Вопреки мнению славянофилов и даже самого писателя в «Авторской исповеди», будто он и прежде был так же настроен, как и в период издания «Выбранных мест из переписки с друзьями», Анненков дает духовный облик Гоголя в движении. Он убедительно показывает, что «в первую пору своего развития», в период «Миргорода» и «Ревизора», когда Анненков особенно близко знал писателя, «Гоголь был совсем свободным человеком», чрезвычайно далеким по своей насквозь «земной» и здоровой натуре от учения церкви, от аскетизма в жизни, от мертвящего образа мыслей.

Иным нашел Анненков Гоголя в Риме летом 1841 года. Он развертывает в очерке одну за другой картины роскошной итальянской природы, панораму Рима, передает впечатление от самой атмосферы и медлительного течения жизни в то время в «вечном» городе и на этом фоне воспроизводит колоритный образ Гоголя-страдальца, терзаемого сомнениями гениального художника, чуткого, человечного, но бесконечно одинокого со своими нелегкими и неотступными думами о судьбах России, о своем гордом призвании пророка и наставника.

Анненков превосходно воссоздал аскетический по своему характеру образ жизни Гоголя в Риме, показал его внутреннюю борьбу, прямо-таки скульптурно обрисовал сцены переписки первого тома «Мертвых душ» под диктовку Гоголя — в этих сценах писатель действительно встает перед нами как живой, — а затем, основываясь на эпистолярных и мемуарных материалах, уже как критик и исследователь, завершил повествование о великом страдальце, идущем к неминуемой душевной катастрофе.

Воспоминания о встречах с Гоголем в Риме принадлежат к лучшим страницам Анненкова и по мастерству изображения — по умению автора проникнуть в то, что Горький называл «психологией факта», и на этой основе дать вдумчивый и разносторонний абрис характера, смело касаясь не только великих черт, но и малых человеческих слабостей, свойственных Гоголю, как и всем людям. А кроме того, воспоминания эти превосходно написаны — ясно, задушевно и образно.

В дальнейшем Анненков не раз касался в воспоминаниях и письмах духовной драмы Гоголя. В «Замечательном десятилетии» он непрерывно обращается в связи с характеристикой Белинского к произведениям Гоголя, рассказывает о его нравственном надломе, о своих встречах и беседах с ним в Париже и Бамберге, цитирует переписку, усилившуюся с выходом «Выбранных мест из переписки с друзьями» и зальцбруннским письмом Белинского.
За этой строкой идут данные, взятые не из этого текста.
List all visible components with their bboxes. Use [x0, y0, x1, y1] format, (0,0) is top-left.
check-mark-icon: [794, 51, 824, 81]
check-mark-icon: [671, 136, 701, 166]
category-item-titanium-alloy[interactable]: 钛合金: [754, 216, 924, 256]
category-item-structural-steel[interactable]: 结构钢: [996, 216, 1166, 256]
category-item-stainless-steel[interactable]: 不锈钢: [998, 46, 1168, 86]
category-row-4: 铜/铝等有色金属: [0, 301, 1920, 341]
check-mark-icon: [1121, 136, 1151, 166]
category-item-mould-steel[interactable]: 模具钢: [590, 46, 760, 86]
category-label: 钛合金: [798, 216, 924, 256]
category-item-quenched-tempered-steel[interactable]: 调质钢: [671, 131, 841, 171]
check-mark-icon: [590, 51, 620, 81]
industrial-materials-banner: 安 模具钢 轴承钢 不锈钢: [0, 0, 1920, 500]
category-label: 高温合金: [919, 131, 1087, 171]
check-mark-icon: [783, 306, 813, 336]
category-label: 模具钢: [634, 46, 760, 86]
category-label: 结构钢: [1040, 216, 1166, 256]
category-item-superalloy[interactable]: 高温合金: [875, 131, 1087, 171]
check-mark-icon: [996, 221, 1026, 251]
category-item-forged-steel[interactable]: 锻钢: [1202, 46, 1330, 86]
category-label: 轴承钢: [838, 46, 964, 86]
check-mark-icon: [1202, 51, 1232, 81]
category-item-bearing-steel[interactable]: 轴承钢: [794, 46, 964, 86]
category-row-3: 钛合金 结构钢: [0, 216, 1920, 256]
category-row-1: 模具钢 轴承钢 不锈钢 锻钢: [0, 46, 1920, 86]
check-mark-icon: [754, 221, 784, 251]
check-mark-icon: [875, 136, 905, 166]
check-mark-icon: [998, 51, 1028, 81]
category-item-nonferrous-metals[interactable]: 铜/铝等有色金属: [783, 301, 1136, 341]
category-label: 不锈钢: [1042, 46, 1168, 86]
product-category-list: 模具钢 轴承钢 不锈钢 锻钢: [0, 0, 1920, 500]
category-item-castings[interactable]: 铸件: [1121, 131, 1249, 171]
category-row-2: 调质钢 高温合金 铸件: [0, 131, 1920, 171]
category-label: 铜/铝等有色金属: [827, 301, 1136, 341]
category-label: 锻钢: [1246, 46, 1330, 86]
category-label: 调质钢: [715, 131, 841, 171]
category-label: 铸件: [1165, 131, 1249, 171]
Анненков хорошо понимает, что эволюция Гоголя вправо, завершившаяся его духовным крахом, чрезвычайно важный момент в идейной жизни сороковых годов, требующий глубокого осмысления. Сам он в своих раздумьях пытается объяснить эту драму ссылками то на «переходное время», то на утрату Гоголем за границей «смысла современности», то на «разладицу между талантом и умственным настроением», которая и свела писателя в могилу.